La star de la musique congolaise Héritier Wata a été mis aux arrêts. Nos confrères d’opinion-info rapportent que l’artiste a été cueilli « manu militari » par des agents de la Police judiciaire, qui l’ont conduit au Parquet de Kinshasa/Gombe.
Au noeud du problème : la chanson « Zala », qui l’a vu être interpellé dans un premier temps au Conseil supérieur de l’audiovisuel et de la communication (CSAC). Dans le hit, la choréographie surnomée « Magoda » (faire l’amour, Ndlr) fait défaut.
La chanson, interdite de jouer sur le territoire national, est accusée de dépravation de moeurs. « Il lui avait été interdit de jouer en public la danse Magoda, ce qui explique ses interpellations à la Commission de censure plus d’une fois », a précisé une source auprès de nos confrères d’opinion-info.

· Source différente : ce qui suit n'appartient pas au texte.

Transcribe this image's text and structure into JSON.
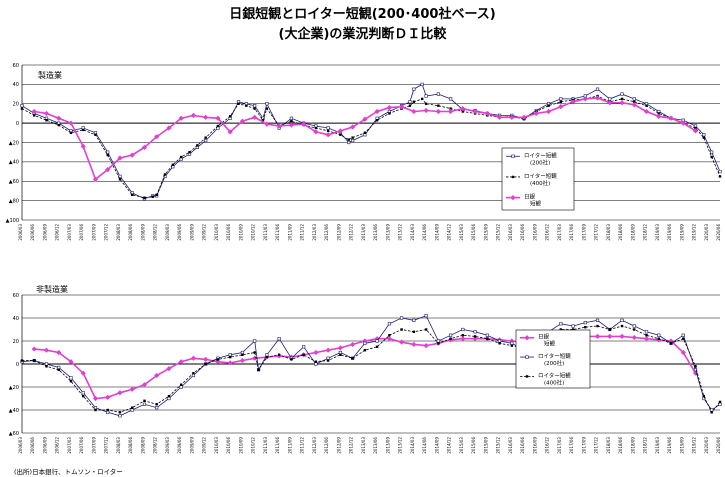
{
  "titles": {
    "main": "日銀短観とロイター短観(200･400社ベース)",
    "sub": "(大企業)の業況判断ＤＩ比較"
  },
  "source": "(出所)日本銀行、トムソン・ロイター",
  "colors": {
    "tankan": "#e040d0",
    "r200": "#1a1a7a",
    "r400": "#000000",
    "grid": "#000000"
  },
  "legend_text": {
    "reuters": "ロイター短観",
    "r200": "(200社)",
    "r400": "(400社)",
    "tankan_1": "日銀",
    "tankan_2": "短観"
  },
  "chart_data": [
    {
      "type": "line",
      "panel_label": "製造業",
      "ylim": [
        -100,
        60
      ],
      "yticks": [
        60,
        40,
        20,
        0,
        -20,
        -40,
        -60,
        -80,
        -100
      ],
      "ytick_labels": [
        "60",
        "40",
        "20",
        "0",
        "▲20",
        "▲40",
        "▲60",
        "▲80",
        "▲100"
      ],
      "xlim": [
        2006.25,
        2020.5
      ],
      "legend_placement": "lower-right",
      "series": [
        {
          "name": "ロイター短観(200社)",
          "key": "r200",
          "style": "line-open-square",
          "x": [
            2006.25,
            2006.5,
            2006.75,
            2007.0,
            2007.25,
            2007.5,
            2007.75,
            2008.0,
            2008.25,
            2008.5,
            2008.75,
            2008.92,
            2009.0,
            2009.17,
            2009.33,
            2009.5,
            2009.67,
            2009.83,
            2010.0,
            2010.25,
            2010.5,
            2010.67,
            2010.83,
            2011.0,
            2011.17,
            2011.25,
            2011.5,
            2011.75,
            2012.0,
            2012.25,
            2012.5,
            2012.75,
            2012.92,
            2013.0,
            2013.25,
            2013.5,
            2013.75,
            2014.0,
            2014.17,
            2014.25,
            2014.42,
            2014.5,
            2014.75,
            2015.0,
            2015.25,
            2015.5,
            2015.75,
            2016.0,
            2016.25,
            2016.5,
            2016.75,
            2017.0,
            2017.25,
            2017.5,
            2017.75,
            2018.0,
            2018.25,
            2018.5,
            2018.75,
            2019.0,
            2019.25,
            2019.5,
            2019.75,
            2020.0,
            2020.17,
            2020.33,
            2020.5
          ],
          "y": [
            18,
            10,
            5,
            0,
            -8,
            -5,
            -10,
            -30,
            -55,
            -72,
            -78,
            -75,
            -75,
            -55,
            -45,
            -37,
            -32,
            -25,
            -18,
            -5,
            5,
            22,
            20,
            18,
            5,
            20,
            -5,
            5,
            0,
            -3,
            -5,
            -10,
            -20,
            -18,
            -12,
            5,
            12,
            18,
            22,
            35,
            40,
            28,
            30,
            25,
            14,
            13,
            10,
            8,
            8,
            5,
            13,
            20,
            25,
            25,
            28,
            35,
            25,
            30,
            25,
            20,
            12,
            5,
            3,
            -3,
            -12,
            -30,
            -50
          ]
        },
        {
          "name": "ロイター短観(400社)",
          "key": "r400",
          "style": "dashed-filled-square",
          "x": [
            2006.25,
            2006.5,
            2006.75,
            2007.0,
            2007.25,
            2007.5,
            2007.75,
            2008.0,
            2008.25,
            2008.5,
            2008.75,
            2008.92,
            2009.0,
            2009.17,
            2009.33,
            2009.5,
            2009.67,
            2009.83,
            2010.0,
            2010.25,
            2010.5,
            2010.67,
            2010.83,
            2011.0,
            2011.17,
            2011.25,
            2011.5,
            2011.75,
            2012.0,
            2012.25,
            2012.5,
            2012.75,
            2012.92,
            2013.0,
            2013.25,
            2013.5,
            2013.75,
            2014.0,
            2014.17,
            2014.25,
            2014.42,
            2014.5,
            2014.75,
            2015.0,
            2015.25,
            2015.5,
            2015.75,
            2016.0,
            2016.25,
            2016.5,
            2016.75,
            2017.0,
            2017.25,
            2017.5,
            2017.75,
            2018.0,
            2018.25,
            2018.5,
            2018.75,
            2019.0,
            2019.25,
            2019.5,
            2019.75,
            2020.0,
            2020.17,
            2020.33,
            2020.5
          ],
          "y": [
            15,
            8,
            3,
            -2,
            -10,
            -7,
            -12,
            -33,
            -58,
            -74,
            -77,
            -76,
            -74,
            -53,
            -43,
            -35,
            -30,
            -23,
            -15,
            -3,
            7,
            20,
            18,
            15,
            3,
            15,
            -3,
            2,
            -2,
            -5,
            -8,
            -12,
            -17,
            -15,
            -10,
            3,
            10,
            15,
            18,
            22,
            25,
            20,
            18,
            15,
            12,
            10,
            8,
            6,
            7,
            4,
            12,
            18,
            22,
            24,
            25,
            28,
            22,
            25,
            22,
            18,
            10,
            5,
            0,
            -5,
            -15,
            -35,
            -55
          ]
        },
        {
          "name": "日銀短観",
          "key": "tankan",
          "style": "thick-diamond",
          "x": [
            2006.5,
            2006.75,
            2007.0,
            2007.25,
            2007.5,
            2007.75,
            2008.0,
            2008.25,
            2008.5,
            2008.75,
            2009.0,
            2009.25,
            2009.5,
            2009.75,
            2010.0,
            2010.25,
            2010.5,
            2010.75,
            2011.0,
            2011.25,
            2011.5,
            2011.75,
            2012.0,
            2012.25,
            2012.5,
            2012.75,
            2013.0,
            2013.25,
            2013.5,
            2013.75,
            2014.0,
            2014.25,
            2014.5,
            2014.75,
            2015.0,
            2015.25,
            2015.5,
            2015.75,
            2016.0,
            2016.25,
            2016.5,
            2016.75,
            2017.0,
            2017.25,
            2017.5,
            2017.75,
            2018.0,
            2018.25,
            2018.5,
            2018.75,
            2019.0,
            2019.25,
            2019.5,
            2019.75,
            2020.0
          ],
          "y": [
            12,
            10,
            5,
            0,
            -24,
            -58,
            -48,
            -36,
            -33,
            -25,
            -14,
            -5,
            5,
            8,
            6,
            5,
            -9,
            2,
            6,
            -1,
            -3,
            -2,
            -1,
            -9,
            -12,
            -8,
            -4,
            4,
            12,
            16,
            17,
            12,
            13,
            12,
            12,
            15,
            12,
            10,
            6,
            6,
            6,
            10,
            12,
            17,
            22,
            25,
            26,
            21,
            21,
            19,
            12,
            7,
            5,
            0,
            -8
          ]
        }
      ]
    },
    {
      "type": "line",
      "panel_label": "非製造業",
      "ylim": [
        -60,
        60
      ],
      "yticks": [
        60,
        40,
        20,
        0,
        -20,
        -40,
        -60
      ],
      "ytick_labels": [
        "60",
        "40",
        "20",
        "0",
        "▲20",
        "▲40",
        "▲60"
      ],
      "xlim": [
        2006.25,
        2020.5
      ],
      "legend_placement": "lower-right",
      "series": [
        {
          "name": "日銀短観",
          "key": "tankan",
          "style": "thick-diamond",
          "x": [
            2006.5,
            2006.75,
            2007.0,
            2007.25,
            2007.5,
            2007.75,
            2008.0,
            2008.25,
            2008.5,
            2008.75,
            2009.0,
            2009.25,
            2009.5,
            2009.75,
            2010.0,
            2010.25,
            2010.5,
            2010.75,
            2011.0,
            2011.25,
            2011.5,
            2011.75,
            2012.0,
            2012.25,
            2012.5,
            2012.75,
            2013.0,
            2013.25,
            2013.5,
            2013.75,
            2014.0,
            2014.25,
            2014.5,
            2014.75,
            2015.0,
            2015.25,
            2015.5,
            2015.75,
            2016.0,
            2016.25,
            2016.5,
            2016.75,
            2017.0,
            2017.25,
            2017.5,
            2017.75,
            2018.0,
            2018.25,
            2018.5,
            2018.75,
            2019.0,
            2019.25,
            2019.5,
            2019.75,
            2020.0
          ],
          "y": [
            13,
            12,
            10,
            2,
            -8,
            -30,
            -29,
            -25,
            -22,
            -18,
            -10,
            -4,
            2,
            5,
            4,
            2,
            1,
            3,
            5,
            6,
            7,
            6,
            8,
            10,
            12,
            14,
            17,
            20,
            22,
            22,
            19,
            17,
            16,
            18,
            21,
            22,
            22,
            22,
            21,
            20,
            19,
            19,
            21,
            23,
            23,
            24,
            24,
            24,
            24,
            23,
            22,
            21,
            20,
            10,
            -8
          ]
        },
        {
          "name": "ロイター短観(200社)",
          "key": "r200",
          "style": "line-open-square",
          "x": [
            2006.25,
            2006.5,
            2006.75,
            2007.0,
            2007.25,
            2007.5,
            2007.75,
            2008.0,
            2008.25,
            2008.5,
            2008.75,
            2009.0,
            2009.25,
            2009.5,
            2009.75,
            2010.0,
            2010.25,
            2010.5,
            2010.75,
            2011.0,
            2011.08,
            2011.25,
            2011.5,
            2011.75,
            2012.0,
            2012.25,
            2012.5,
            2012.75,
            2013.0,
            2013.25,
            2013.5,
            2013.75,
            2014.0,
            2014.25,
            2014.5,
            2014.75,
            2015.0,
            2015.25,
            2015.5,
            2015.75,
            2016.0,
            2016.25,
            2016.5,
            2016.75,
            2017.0,
            2017.25,
            2017.5,
            2017.75,
            2018.0,
            2018.25,
            2018.5,
            2018.75,
            2019.0,
            2019.25,
            2019.5,
            2019.75,
            2020.0,
            2020.17,
            2020.33,
            2020.5
          ],
          "y": [
            2,
            3,
            0,
            -3,
            -12,
            -25,
            -38,
            -42,
            -45,
            -40,
            -35,
            -38,
            -30,
            -20,
            -10,
            0,
            5,
            8,
            10,
            20,
            -5,
            8,
            22,
            5,
            15,
            0,
            5,
            10,
            5,
            18,
            20,
            35,
            40,
            38,
            42,
            20,
            25,
            30,
            28,
            25,
            20,
            18,
            12,
            12,
            28,
            35,
            33,
            36,
            38,
            30,
            38,
            33,
            28,
            25,
            18,
            25,
            -5,
            -30,
            -40,
            -35
          ]
        },
        {
          "name": "ロイター短観(400社)",
          "key": "r400",
          "style": "dashed-filled-square",
          "x": [
            2006.25,
            2006.5,
            2006.75,
            2007.0,
            2007.25,
            2007.5,
            2007.75,
            2008.0,
            2008.25,
            2008.5,
            2008.75,
            2009.0,
            2009.25,
            2009.5,
            2009.75,
            2010.0,
            2010.25,
            2010.5,
            2010.75,
            2011.0,
            2011.08,
            2011.25,
            2011.5,
            2011.75,
            2012.0,
            2012.25,
            2012.5,
            2012.75,
            2013.0,
            2013.25,
            2013.5,
            2013.75,
            2014.0,
            2014.25,
            2014.5,
            2014.75,
            2015.0,
            2015.25,
            2015.5,
            2015.75,
            2016.0,
            2016.25,
            2016.5,
            2016.75,
            2017.0,
            2017.25,
            2017.5,
            2017.75,
            2018.0,
            2018.25,
            2018.5,
            2018.75,
            2019.0,
            2019.25,
            2019.5,
            2019.75,
            2020.0,
            2020.17,
            2020.33,
            2020.5
          ],
          "y": [
            3,
            3,
            -2,
            -5,
            -15,
            -28,
            -40,
            -40,
            -42,
            -38,
            -32,
            -35,
            -28,
            -18,
            -8,
            0,
            4,
            6,
            8,
            10,
            -5,
            6,
            8,
            4,
            8,
            2,
            3,
            8,
            5,
            12,
            15,
            25,
            30,
            28,
            30,
            18,
            22,
            25,
            24,
            22,
            18,
            16,
            14,
            12,
            25,
            30,
            30,
            32,
            33,
            30,
            33,
            30,
            25,
            22,
            18,
            22,
            -2,
            -28,
            -42,
            -33
          ]
        }
      ]
    }
  ],
  "xtick_labels": [
    "2006/03",
    "2006/06",
    "2006/09",
    "2006/12",
    "2007/03",
    "2007/06",
    "2007/09",
    "2007/12",
    "2008/03",
    "2008/06",
    "2008/09",
    "2008/12",
    "2009/03",
    "2009/06",
    "2009/09",
    "2009/12",
    "2010/03",
    "2010/06",
    "2010/09",
    "2010/12",
    "2011/03",
    "2011/06",
    "2011/09",
    "2011/12",
    "2012/03",
    "2012/06",
    "2012/09",
    "2012/12",
    "2013/03",
    "2013/06",
    "2013/09",
    "2013/12",
    "2014/03",
    "2014/06",
    "2014/09",
    "2014/12",
    "2015/03",
    "2015/06",
    "2015/09",
    "2015/12",
    "2016/03",
    "2016/06",
    "2016/09",
    "2016/12",
    "2017/03",
    "2017/06",
    "2017/09",
    "2017/12",
    "2018/03",
    "2018/06",
    "2018/09",
    "2018/12",
    "2019/03",
    "2019/06",
    "2019/09",
    "2019/12",
    "2020/03",
    "2020/06"
  ]
}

Le CSAC avait pourtant prévenu le chanteur sur l’issue de cette affaire, au cas où il ne devrait pas respecter la procédure. « Le refus de présenter vos moyens de défense vous expose à des sanctions plus lourdes, conformément à la loi », avait averti le CSAC dans son communiqué.
Le chanteur Héritier Watanabe devra être auditionné durant les prochaines heures par un magistrat. En attendant, la chanson « Zala » reste frappée d’interdiction sur toute l’étendue de la République démocratique du Congo.